Employment tribunals must order employers to carry out equal pay audits if they lose an equal pay claim or pay related sex discrimination claim, unless one of a limited number of exemptions applies. This applies to any equal pay claim brought on or after 1 October – including disputes over contractual terms on pay, bonuses, holiday pay, sick pay, overtime and pension benefits, as well as non-contractual terms such as discretionary bonuses.
The audit must identify gender-related pay differences and contain a plan to address any equal pay breaches. The regulations do not set out minimum requirements for the content of the audit; instead, the employment tribunal will specify details, such as the timing for completion (not less than three months from the date of the judgment) and employee coverage, based on size of organisation and the issues identified at the hearing. But the final version of the regulations did include an unpleasant surprise – an employer will have to publish the audit on its website, as well as informing the employees covered by the audit and the trade unions.
There are some exemptions from the possibility of being ordered to carry out an audit (in addition to ten year exemptions for start-ups and small businesses), including that the employer conducted an audit meeting the requirements within the three years prior to the tribunal's judgment. Employers who have identified an equal pay issue or received a claim may want to consider carrying out a voluntary audit now. Although there would be no need to publish the results, the voluntary audit could be referred to as evidence in tribunal proceedings in the future. The other exemptions are:
- the audit is not necessary to establish whether any action needs to be taken to prevent breaches – an example given in the consultation is where jobs are clearly graded and this information is open to all employees
- the breach is a "one off"
- the disadvantages would outweigh the benefits – such as if the employer is in grave financial difficulty.

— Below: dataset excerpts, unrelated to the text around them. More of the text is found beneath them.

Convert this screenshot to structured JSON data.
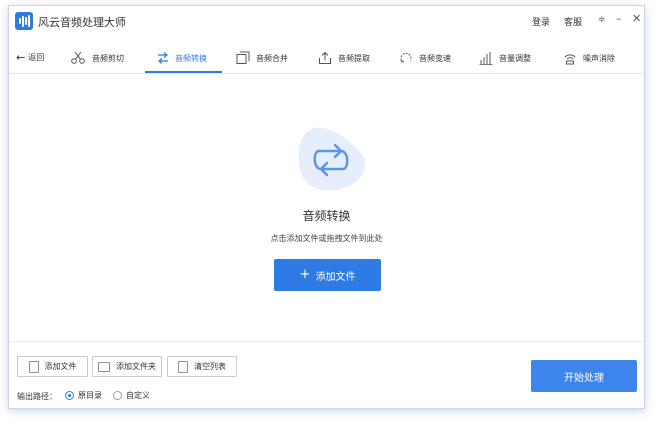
{
  "window": {
    "app_title": "风云音频处理大师",
    "login": "登录",
    "service": "客服"
  },
  "nav": {
    "back": "返回",
    "tabs": [
      {
        "label": "音频剪切",
        "icon": "scissors-icon"
      },
      {
        "label": "音频转换",
        "icon": "convert-icon",
        "active": true
      },
      {
        "label": "音频合并",
        "icon": "merge-icon"
      },
      {
        "label": "音频提取",
        "icon": "extract-icon"
      },
      {
        "label": "音频变速",
        "icon": "speed-icon"
      },
      {
        "label": "音量调整",
        "icon": "volume-bars-icon"
      },
      {
        "label": "噪声消除",
        "icon": "noise-icon"
      }
    ]
  },
  "main": {
    "title": "音频转换",
    "tip": "点击添加文件或拖拽文件到此处",
    "add_file_button": "添加文件"
  },
  "bottom": {
    "add_file": "添加文件",
    "add_folder": "添加文件夹",
    "clear_list": "清空列表",
    "output_path_label": "输出路径：",
    "radio_original": "原目录",
    "radio_custom": "自定义",
    "selected_output": "原目录",
    "start_button": "开始处理"
  },
  "colors": {
    "accent": "#2f7be6",
    "start_button": "#3d84ec",
    "blob": "#e6eefb"
  }
}
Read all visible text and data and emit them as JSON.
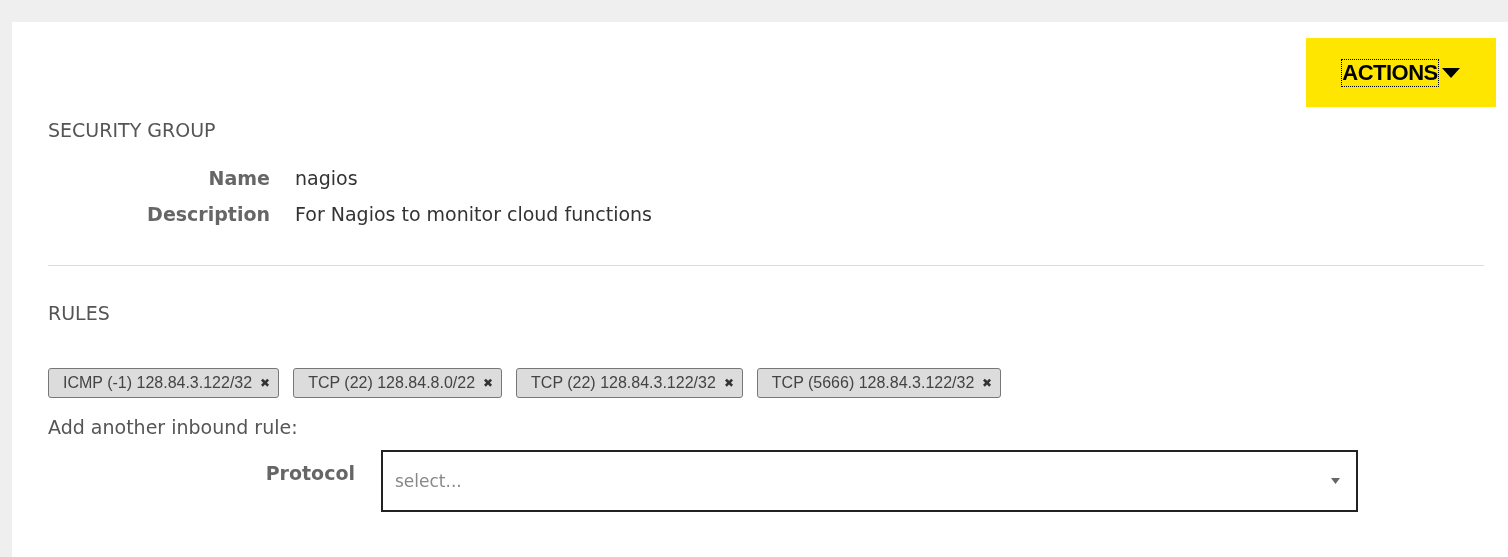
{
  "actions_button": {
    "label": "ACTIONS"
  },
  "security_group": {
    "heading": "SECURITY GROUP",
    "fields": [
      {
        "label": "Name",
        "value": "nagios"
      },
      {
        "label": "Description",
        "value": "For Nagios to monitor cloud functions"
      }
    ]
  },
  "rules": {
    "heading": "RULES",
    "tags": [
      {
        "label": "ICMP (-1) 128.84.3.122/32",
        "remove": "✖"
      },
      {
        "label": "TCP (22) 128.84.8.0/22",
        "remove": "✖"
      },
      {
        "label": "TCP (22) 128.84.3.122/32",
        "remove": "✖"
      },
      {
        "label": "TCP (5666) 128.84.3.122/32",
        "remove": "✖"
      }
    ],
    "add_label": "Add another inbound rule:",
    "protocol": {
      "label": "Protocol",
      "placeholder": "select..."
    }
  }
}
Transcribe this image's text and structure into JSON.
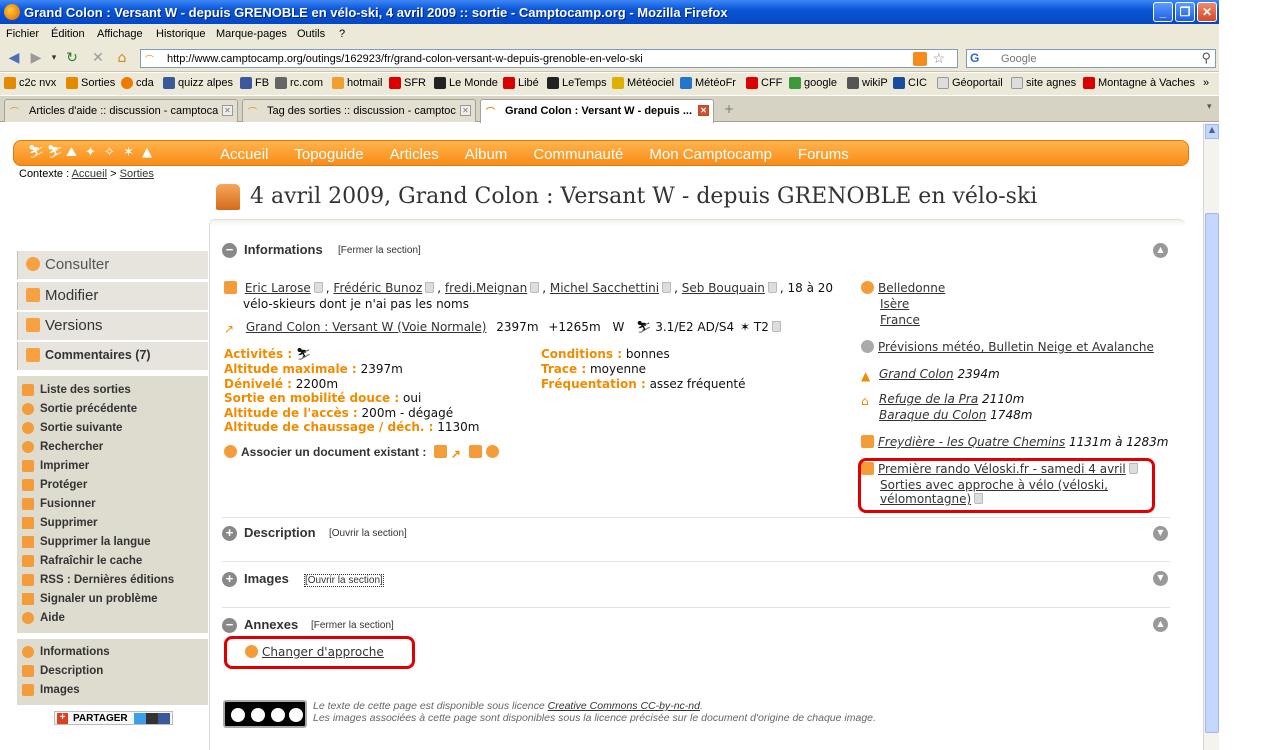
{
  "window": {
    "title": "Grand Colon : Versant W - depuis GRENOBLE en vélo-ski, 4 avril 2009 :: sortie - Camptocamp.org - Mozilla Firefox"
  },
  "menu": [
    "Fichier",
    "Édition",
    "Affichage",
    "Historique",
    "Marque-pages",
    "Outils",
    "?"
  ],
  "address_bar": {
    "url": "http://www.camptocamp.org/outings/162923/fr/grand-colon-versant-w-depuis-grenoble-en-velo-ski",
    "search_placeholder": "Google",
    "search_engine": "G"
  },
  "bookmarks": [
    "c2c nvx",
    "Sorties",
    "cda",
    "quizz alpes",
    "FB",
    "rc.com",
    "hotmail",
    "SFR",
    "Le Monde",
    "Libé",
    "LeTemps",
    "Météociel",
    "MétéoFr",
    "CFF",
    "google",
    "wikiP",
    "CIC",
    "Géoportail",
    "site agnes",
    "Montagne à Vaches",
    "»"
  ],
  "tabs": [
    {
      "label": "Articles d'aide :: discussion - camptoca..."
    },
    {
      "label": "Tag des sorties :: discussion - camptoc..."
    },
    {
      "label": "Grand Colon : Versant W - depuis ..."
    }
  ],
  "site_nav": [
    "Accueil",
    "Topoguide",
    "Articles",
    "Album",
    "Communauté",
    "Mon Camptocamp",
    "Forums"
  ],
  "context": {
    "label": "Contexte :",
    "home": "Accueil",
    "sep": ">",
    "section": "Sorties"
  },
  "page_title": "4 avril 2009, Grand Colon : Versant W - depuis GRENOBLE en vélo-ski",
  "sidebar": {
    "main": [
      "Consulter",
      "Modifier",
      "Versions",
      "Commentaires (7)"
    ],
    "actions": [
      "Liste des sorties",
      "Sortie précédente",
      "Sortie suivante",
      "Rechercher",
      "Imprimer",
      "Protéger",
      "Fusionner",
      "Supprimer",
      "Supprimer la langue",
      "Rafraîchir le cache",
      "RSS : Dernières éditions",
      "Signaler un problème",
      "Aide"
    ],
    "sections": [
      "Informations",
      "Description",
      "Images"
    ],
    "share": "PARTAGER"
  },
  "sections": {
    "informations": {
      "name": "Informations",
      "toggle": "[Fermer la section]"
    },
    "description": {
      "name": "Description",
      "toggle": "[Ouvrir la section]"
    },
    "images": {
      "name": "Images",
      "toggle": "[Ouvrir la section]"
    },
    "annexes": {
      "name": "Annexes",
      "toggle": "[Fermer la section]"
    }
  },
  "info": {
    "participants": [
      "Eric Larose",
      "Frédéric Bunoz",
      "fredi.Meignan",
      "Michel Sacchettini",
      "Seb Bouquain"
    ],
    "participants_rest": ", 18 à 20",
    "participants_line2": "vélo-skieurs dont je n'ai pas les noms",
    "route_link": "Grand Colon : Versant W (Voie Normale)",
    "route_alt": "2397m",
    "route_gain": "+1265m",
    "route_orient": "W",
    "route_rating": "3.1/E2 AD/S4",
    "route_t": "T2",
    "fields": [
      {
        "label": "Activités :",
        "value": ""
      },
      {
        "label": "Altitude maximale :",
        "value": "2397m"
      },
      {
        "label": "Dénivelé :",
        "value": "2200m"
      },
      {
        "label": "Sortie en mobilité douce :",
        "value": "oui"
      },
      {
        "label": "Altitude de l'accès :",
        "value": "200m - dégagé"
      },
      {
        "label": "Altitude de chaussage / déch. :",
        "value": "1130m"
      }
    ],
    "conditions": [
      {
        "label": "Conditions :",
        "value": "bonnes"
      },
      {
        "label": "Trace :",
        "value": "moyenne"
      },
      {
        "label": "Fréquentation :",
        "value": "assez fréquenté"
      }
    ],
    "associate": "Associer un document existant :"
  },
  "right_col": {
    "area": [
      "Belledonne",
      "Isère",
      "France"
    ],
    "weather": "Prévisions météo, Bulletin Neige et Avalanche",
    "summit": {
      "name": "Grand Colon",
      "alt": "2394m"
    },
    "huts": [
      {
        "name": "Refuge de la Pra",
        "alt": "2110m"
      },
      {
        "name": "Baraque du Colon",
        "alt": "1748m"
      }
    ],
    "parking": {
      "name": "Freydière - les Quatre Chemins",
      "alt": "1131m à 1283m"
    },
    "article_1": "Première rando Véloski.fr - samedi 4 avril",
    "article_2a": "Sorties avec approche à vélo (véloski,",
    "article_2b": "vélomontagne)"
  },
  "annexes": {
    "link": "Changer d'approche"
  },
  "licence": {
    "line1_pre": "Le texte de cette page est disponible sous licence",
    "line1_link": "Creative Commons CC-by-nc-nd",
    "line2": "Les images associées à cette page sont disponibles sous la licence précisée sur le document d'origine de chaque image."
  }
}
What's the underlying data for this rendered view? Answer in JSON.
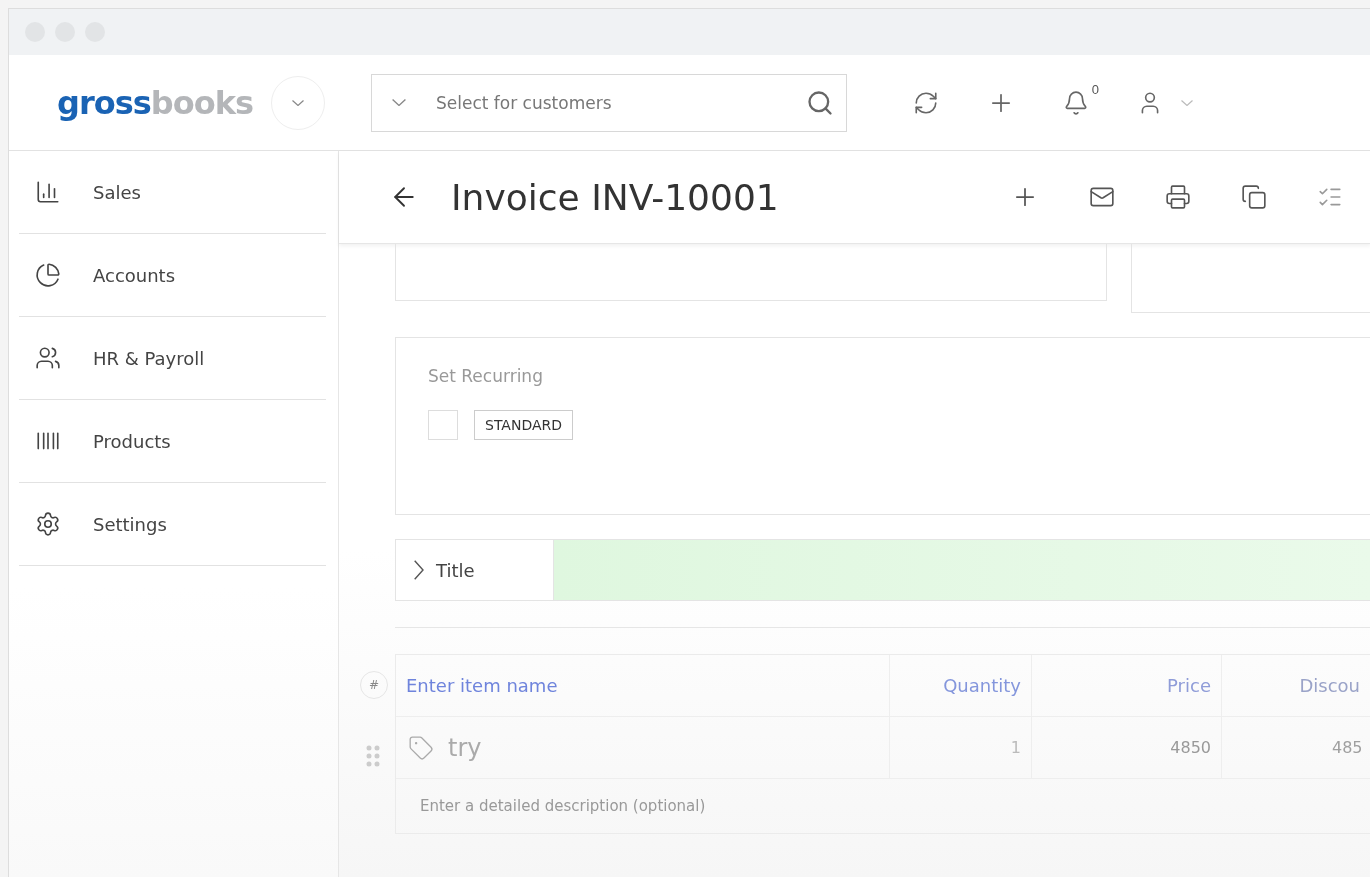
{
  "logo": {
    "first": "gross",
    "second": "books"
  },
  "search": {
    "placeholder": "Select for customers"
  },
  "notifications": {
    "count": "0"
  },
  "sidebar": {
    "items": [
      {
        "label": "Sales",
        "kind": "sales",
        "selected": false
      },
      {
        "label": "Accounts",
        "kind": "accounts",
        "selected": false
      },
      {
        "label": "HR & Payroll",
        "kind": "hr",
        "selected": false
      },
      {
        "label": "Products",
        "kind": "products",
        "selected": false
      },
      {
        "label": "Settings",
        "kind": "settings",
        "selected": false
      }
    ]
  },
  "page": {
    "title": "Invoice INV-10001"
  },
  "recurring": {
    "label": "Set Recurring",
    "checked": false,
    "type_button": "STANDARD"
  },
  "title_section": {
    "label": "Title",
    "expanded": false
  },
  "items_table": {
    "number_marker": "#",
    "columns": [
      "Enter item name",
      "Quantity",
      "Price",
      "Discou"
    ],
    "rows": [
      {
        "name": "try",
        "quantity": "1",
        "price": "4850",
        "discount": "485",
        "description_placeholder": "Enter a detailed description (optional)"
      }
    ]
  }
}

There has been some speculation that the next Government (in particular, a possible Labour administration after next year's General Election) might decide to activate the dormant power in the Equality Act to require employers with 250 or more employees to publish information about the gender pay gap in their organisation. Although this was an idea from the previous Government, and the Coalition pledged to let it lie whilst they developed a voluntary approach, the last official comment on this was three years ago and it appears that the gender pay gap figures have not improved much since.